Site de pédiatrie
Philippe Tellier
Publié en Janvier 2005
Chez les enfants âgés de moins de 12 mois, l’IRM et la tomodensitométrie ne peuvent être réalisées qu’après une sédation suffisante. L’hydrate de chloral a été progressivement remplacé par le pentobarbital, barbiturique d’action rapide, qui peut être administré par voie orale ou intraveineuse.
Les deux voies sont couramment utilisées, mais quelle est la plus judicieuse en termes d’efficacité et de tolérance ? C’est à cette question que répond une étude dans laquelle ont été inclus 2614 nourrissons (< 12 mois) qui ont tous subi l’une des explorations précédemment évoquées. Le pentobarbital a été administré avant celles-ci, soit per os (4 à 8 mg/kg), soit par voie IV (2 à 6 mg/kg). Les deux groupes se sont avérés comparables, pour ce qui est du poids et du sexe.

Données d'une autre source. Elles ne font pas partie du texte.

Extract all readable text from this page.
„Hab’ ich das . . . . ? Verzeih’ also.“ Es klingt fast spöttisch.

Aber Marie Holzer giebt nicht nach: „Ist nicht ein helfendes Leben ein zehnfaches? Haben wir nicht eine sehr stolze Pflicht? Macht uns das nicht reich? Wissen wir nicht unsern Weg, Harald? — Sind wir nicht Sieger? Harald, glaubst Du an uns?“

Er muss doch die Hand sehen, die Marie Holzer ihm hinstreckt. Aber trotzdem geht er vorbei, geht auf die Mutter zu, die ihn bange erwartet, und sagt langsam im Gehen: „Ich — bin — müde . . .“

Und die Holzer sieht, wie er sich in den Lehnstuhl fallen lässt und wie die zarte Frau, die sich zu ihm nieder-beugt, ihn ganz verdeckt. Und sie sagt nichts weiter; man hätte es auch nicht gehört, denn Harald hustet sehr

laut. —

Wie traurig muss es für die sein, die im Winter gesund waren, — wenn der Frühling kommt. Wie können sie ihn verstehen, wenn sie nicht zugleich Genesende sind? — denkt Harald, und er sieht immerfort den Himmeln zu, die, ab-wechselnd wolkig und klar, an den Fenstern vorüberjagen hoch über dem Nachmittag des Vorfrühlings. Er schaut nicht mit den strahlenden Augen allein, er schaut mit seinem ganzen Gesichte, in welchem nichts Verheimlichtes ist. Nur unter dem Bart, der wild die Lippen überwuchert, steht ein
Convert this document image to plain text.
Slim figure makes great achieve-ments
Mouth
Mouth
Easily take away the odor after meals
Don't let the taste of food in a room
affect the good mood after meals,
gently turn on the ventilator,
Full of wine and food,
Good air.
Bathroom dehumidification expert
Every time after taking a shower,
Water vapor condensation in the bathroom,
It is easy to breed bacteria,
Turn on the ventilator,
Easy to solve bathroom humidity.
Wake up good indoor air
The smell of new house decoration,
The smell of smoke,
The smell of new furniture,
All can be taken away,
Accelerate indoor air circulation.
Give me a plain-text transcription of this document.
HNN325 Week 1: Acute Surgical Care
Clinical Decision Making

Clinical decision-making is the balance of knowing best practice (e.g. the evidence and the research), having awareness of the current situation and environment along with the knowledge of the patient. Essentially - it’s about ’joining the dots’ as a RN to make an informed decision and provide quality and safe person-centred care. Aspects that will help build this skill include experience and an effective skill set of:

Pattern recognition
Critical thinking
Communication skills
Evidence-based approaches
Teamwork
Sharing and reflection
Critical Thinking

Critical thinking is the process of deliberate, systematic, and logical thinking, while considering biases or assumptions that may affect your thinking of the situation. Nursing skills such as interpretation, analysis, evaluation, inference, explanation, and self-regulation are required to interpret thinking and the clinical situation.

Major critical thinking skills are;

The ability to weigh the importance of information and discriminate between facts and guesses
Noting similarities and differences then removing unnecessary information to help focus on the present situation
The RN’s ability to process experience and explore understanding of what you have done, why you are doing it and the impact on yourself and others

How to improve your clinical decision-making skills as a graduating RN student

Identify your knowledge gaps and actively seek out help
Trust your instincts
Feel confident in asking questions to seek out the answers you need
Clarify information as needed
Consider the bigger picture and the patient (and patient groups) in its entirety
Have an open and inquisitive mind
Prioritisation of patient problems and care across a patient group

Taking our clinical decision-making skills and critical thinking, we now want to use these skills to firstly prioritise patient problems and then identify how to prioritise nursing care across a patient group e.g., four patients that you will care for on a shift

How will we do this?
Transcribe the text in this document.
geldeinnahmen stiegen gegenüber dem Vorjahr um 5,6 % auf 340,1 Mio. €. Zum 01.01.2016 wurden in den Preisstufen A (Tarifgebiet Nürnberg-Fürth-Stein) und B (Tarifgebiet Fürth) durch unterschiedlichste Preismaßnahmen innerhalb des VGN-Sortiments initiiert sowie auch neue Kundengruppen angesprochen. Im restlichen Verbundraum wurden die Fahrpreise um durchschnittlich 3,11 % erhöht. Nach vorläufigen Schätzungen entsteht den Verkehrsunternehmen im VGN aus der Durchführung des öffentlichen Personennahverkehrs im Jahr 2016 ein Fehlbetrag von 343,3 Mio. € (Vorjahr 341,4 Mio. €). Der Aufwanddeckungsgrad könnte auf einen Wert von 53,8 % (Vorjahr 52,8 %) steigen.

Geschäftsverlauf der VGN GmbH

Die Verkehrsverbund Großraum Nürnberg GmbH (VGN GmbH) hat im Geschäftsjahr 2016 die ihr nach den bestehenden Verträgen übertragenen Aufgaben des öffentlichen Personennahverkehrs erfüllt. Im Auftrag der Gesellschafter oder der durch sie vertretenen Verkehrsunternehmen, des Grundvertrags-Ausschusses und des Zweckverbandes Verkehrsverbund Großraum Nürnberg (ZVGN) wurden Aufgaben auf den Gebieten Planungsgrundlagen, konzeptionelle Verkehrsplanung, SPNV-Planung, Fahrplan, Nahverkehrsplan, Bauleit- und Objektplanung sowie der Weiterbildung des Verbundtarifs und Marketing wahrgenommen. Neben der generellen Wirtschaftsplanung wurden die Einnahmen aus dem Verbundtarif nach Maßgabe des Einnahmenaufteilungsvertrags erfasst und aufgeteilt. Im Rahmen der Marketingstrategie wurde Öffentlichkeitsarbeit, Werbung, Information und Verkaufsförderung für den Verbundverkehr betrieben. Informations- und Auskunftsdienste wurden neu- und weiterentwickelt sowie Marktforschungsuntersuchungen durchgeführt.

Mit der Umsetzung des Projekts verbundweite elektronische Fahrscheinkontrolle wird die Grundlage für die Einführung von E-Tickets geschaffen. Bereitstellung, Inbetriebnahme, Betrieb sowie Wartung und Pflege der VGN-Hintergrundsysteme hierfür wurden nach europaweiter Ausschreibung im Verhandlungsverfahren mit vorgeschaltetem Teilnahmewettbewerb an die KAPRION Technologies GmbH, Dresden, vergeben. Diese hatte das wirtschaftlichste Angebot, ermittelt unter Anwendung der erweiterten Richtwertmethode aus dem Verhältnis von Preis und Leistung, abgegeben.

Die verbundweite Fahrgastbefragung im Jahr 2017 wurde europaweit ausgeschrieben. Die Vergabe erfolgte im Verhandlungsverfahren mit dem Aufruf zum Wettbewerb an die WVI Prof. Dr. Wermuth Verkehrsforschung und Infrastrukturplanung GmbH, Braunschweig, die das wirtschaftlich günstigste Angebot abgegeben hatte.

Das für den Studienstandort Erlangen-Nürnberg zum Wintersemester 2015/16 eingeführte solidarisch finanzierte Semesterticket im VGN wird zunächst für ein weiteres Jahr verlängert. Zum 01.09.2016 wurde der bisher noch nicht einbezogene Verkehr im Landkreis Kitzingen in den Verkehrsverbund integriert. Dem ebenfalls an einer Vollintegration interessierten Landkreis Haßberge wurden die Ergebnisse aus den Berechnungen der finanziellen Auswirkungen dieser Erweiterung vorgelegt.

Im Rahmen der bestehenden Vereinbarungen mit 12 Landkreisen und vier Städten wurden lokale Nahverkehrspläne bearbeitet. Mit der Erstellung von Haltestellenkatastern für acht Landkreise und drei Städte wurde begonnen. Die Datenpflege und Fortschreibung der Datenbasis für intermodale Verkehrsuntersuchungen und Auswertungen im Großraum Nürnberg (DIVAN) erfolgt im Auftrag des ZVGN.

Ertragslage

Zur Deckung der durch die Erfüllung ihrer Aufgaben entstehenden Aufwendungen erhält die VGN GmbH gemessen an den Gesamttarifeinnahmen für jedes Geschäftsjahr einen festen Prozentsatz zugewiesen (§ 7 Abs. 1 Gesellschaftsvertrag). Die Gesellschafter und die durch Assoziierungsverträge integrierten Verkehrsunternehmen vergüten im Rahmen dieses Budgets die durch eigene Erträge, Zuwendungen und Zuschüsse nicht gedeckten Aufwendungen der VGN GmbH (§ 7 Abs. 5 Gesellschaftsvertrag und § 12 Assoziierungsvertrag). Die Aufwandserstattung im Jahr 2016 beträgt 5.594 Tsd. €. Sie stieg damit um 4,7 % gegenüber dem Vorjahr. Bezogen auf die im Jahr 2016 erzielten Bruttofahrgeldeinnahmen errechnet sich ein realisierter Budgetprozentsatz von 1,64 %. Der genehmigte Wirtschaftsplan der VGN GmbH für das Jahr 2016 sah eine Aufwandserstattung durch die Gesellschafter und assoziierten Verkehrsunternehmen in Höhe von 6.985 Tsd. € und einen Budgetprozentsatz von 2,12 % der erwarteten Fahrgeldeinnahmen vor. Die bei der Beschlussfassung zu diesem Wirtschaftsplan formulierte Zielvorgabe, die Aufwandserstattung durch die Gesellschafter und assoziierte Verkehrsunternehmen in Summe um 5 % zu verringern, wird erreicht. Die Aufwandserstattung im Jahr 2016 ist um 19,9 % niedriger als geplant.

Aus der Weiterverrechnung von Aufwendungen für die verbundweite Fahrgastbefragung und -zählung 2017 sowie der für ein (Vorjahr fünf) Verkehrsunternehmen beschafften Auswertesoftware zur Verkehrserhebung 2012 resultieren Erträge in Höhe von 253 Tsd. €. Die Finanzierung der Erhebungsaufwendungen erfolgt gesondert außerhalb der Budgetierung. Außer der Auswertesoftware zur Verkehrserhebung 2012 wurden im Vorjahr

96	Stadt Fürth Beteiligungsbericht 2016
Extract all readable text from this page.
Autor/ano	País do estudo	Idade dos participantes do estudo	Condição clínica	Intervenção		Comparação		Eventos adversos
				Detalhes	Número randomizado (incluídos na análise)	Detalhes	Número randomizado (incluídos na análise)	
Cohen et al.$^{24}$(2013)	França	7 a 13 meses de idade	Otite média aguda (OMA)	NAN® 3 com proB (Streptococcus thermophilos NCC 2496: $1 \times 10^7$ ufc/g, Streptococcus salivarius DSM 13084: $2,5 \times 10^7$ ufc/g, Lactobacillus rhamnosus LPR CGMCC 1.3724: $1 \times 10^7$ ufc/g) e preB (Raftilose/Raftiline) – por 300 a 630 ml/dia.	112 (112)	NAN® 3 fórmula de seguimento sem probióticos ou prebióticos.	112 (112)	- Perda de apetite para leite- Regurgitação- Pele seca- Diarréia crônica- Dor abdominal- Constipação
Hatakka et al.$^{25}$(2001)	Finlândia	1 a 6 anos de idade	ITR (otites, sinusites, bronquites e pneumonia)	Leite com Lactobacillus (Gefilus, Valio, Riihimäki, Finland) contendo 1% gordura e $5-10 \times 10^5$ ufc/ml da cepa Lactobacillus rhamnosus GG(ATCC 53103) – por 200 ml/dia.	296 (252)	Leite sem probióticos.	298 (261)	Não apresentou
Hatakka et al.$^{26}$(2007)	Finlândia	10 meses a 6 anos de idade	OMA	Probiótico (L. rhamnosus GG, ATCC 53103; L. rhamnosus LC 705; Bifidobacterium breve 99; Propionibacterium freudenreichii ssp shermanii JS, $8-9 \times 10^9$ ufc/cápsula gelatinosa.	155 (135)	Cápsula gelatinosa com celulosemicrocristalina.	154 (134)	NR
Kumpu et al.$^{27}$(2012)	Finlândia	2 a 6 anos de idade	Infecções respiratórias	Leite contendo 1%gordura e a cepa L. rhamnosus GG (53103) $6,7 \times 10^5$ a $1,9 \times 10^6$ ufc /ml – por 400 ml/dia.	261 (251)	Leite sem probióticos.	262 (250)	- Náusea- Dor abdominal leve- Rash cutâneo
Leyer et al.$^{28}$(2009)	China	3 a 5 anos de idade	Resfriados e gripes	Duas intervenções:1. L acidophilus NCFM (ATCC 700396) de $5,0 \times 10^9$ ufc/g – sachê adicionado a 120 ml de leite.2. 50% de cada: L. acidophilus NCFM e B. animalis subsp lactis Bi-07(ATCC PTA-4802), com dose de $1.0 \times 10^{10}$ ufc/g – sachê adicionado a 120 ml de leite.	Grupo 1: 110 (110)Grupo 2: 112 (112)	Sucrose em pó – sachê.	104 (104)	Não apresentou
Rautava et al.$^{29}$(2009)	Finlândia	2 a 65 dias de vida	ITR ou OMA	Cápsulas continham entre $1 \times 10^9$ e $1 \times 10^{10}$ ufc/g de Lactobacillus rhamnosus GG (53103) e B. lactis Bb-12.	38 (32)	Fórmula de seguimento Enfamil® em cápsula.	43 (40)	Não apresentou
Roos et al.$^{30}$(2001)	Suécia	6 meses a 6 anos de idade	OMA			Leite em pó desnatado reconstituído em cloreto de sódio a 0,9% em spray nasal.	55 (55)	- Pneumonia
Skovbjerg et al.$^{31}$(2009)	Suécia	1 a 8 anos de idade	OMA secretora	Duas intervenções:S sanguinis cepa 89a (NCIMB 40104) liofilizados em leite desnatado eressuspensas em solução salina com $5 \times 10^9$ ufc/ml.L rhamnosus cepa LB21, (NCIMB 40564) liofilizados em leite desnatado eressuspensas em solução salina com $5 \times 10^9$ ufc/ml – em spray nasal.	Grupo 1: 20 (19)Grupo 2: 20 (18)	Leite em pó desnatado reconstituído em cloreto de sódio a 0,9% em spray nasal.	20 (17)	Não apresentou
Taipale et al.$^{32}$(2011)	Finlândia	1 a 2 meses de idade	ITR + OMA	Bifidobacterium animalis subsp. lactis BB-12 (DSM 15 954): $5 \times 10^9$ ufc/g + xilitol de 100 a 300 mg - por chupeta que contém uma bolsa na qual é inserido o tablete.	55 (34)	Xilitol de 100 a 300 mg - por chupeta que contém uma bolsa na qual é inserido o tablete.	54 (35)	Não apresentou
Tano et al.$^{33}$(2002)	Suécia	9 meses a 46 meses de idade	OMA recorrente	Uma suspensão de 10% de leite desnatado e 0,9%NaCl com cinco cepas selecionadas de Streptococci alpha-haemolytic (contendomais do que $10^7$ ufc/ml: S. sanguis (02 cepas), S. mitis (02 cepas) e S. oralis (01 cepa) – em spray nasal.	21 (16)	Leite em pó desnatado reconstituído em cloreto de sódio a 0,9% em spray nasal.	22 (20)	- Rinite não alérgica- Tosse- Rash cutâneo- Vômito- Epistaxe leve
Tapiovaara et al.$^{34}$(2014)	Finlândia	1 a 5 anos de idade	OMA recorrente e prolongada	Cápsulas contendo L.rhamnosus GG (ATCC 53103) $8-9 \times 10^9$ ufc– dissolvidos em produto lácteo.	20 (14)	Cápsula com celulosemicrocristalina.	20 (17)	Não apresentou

Le délai avant l’endormissement a été significativement plus long avec la voie orale (18+/-7 versus 11+/-7 minutes avec la voie IV, p<0,01), mais le délai avant la sortie du service de radiologie a été d’environ 108 minutes dans les 2 groupes. La fréquence des évènements indésirables durant la sédation s’est révélée identique avec les 2 voies, mais les épisodes de désaturation artérielle en oxygène (> 5 % pendant au moins une minute) ont été plus fréquents quand le pentobarbital a été administré par voie IV (soit 0,9 % vs 0,2 % PO, p=0,02). L’efficacité de la sédation s’est révélée, pour sa part, comparable, dans les 2 groupes, le taux d’échecs étant respectivement de 0,5 % (PO) et de 0,3 % (IV) (p=0,76).
Certes, il ne s’agit pas d’une étude randomisée, mais les résultats obtenus n’en sont pas moins exploitables en pratique. Le pentobarbital administré per os avant une IRM ou une tomodensitométrie réalisées chez le nourrisson permet d’obtenir une sédation de qualité dans l’immense majorité des cas. L’efficacité n’est pas inférieure à celle atteinte avec la voie intraveineuse, mais la tolérance respiratoire semble être supérieure.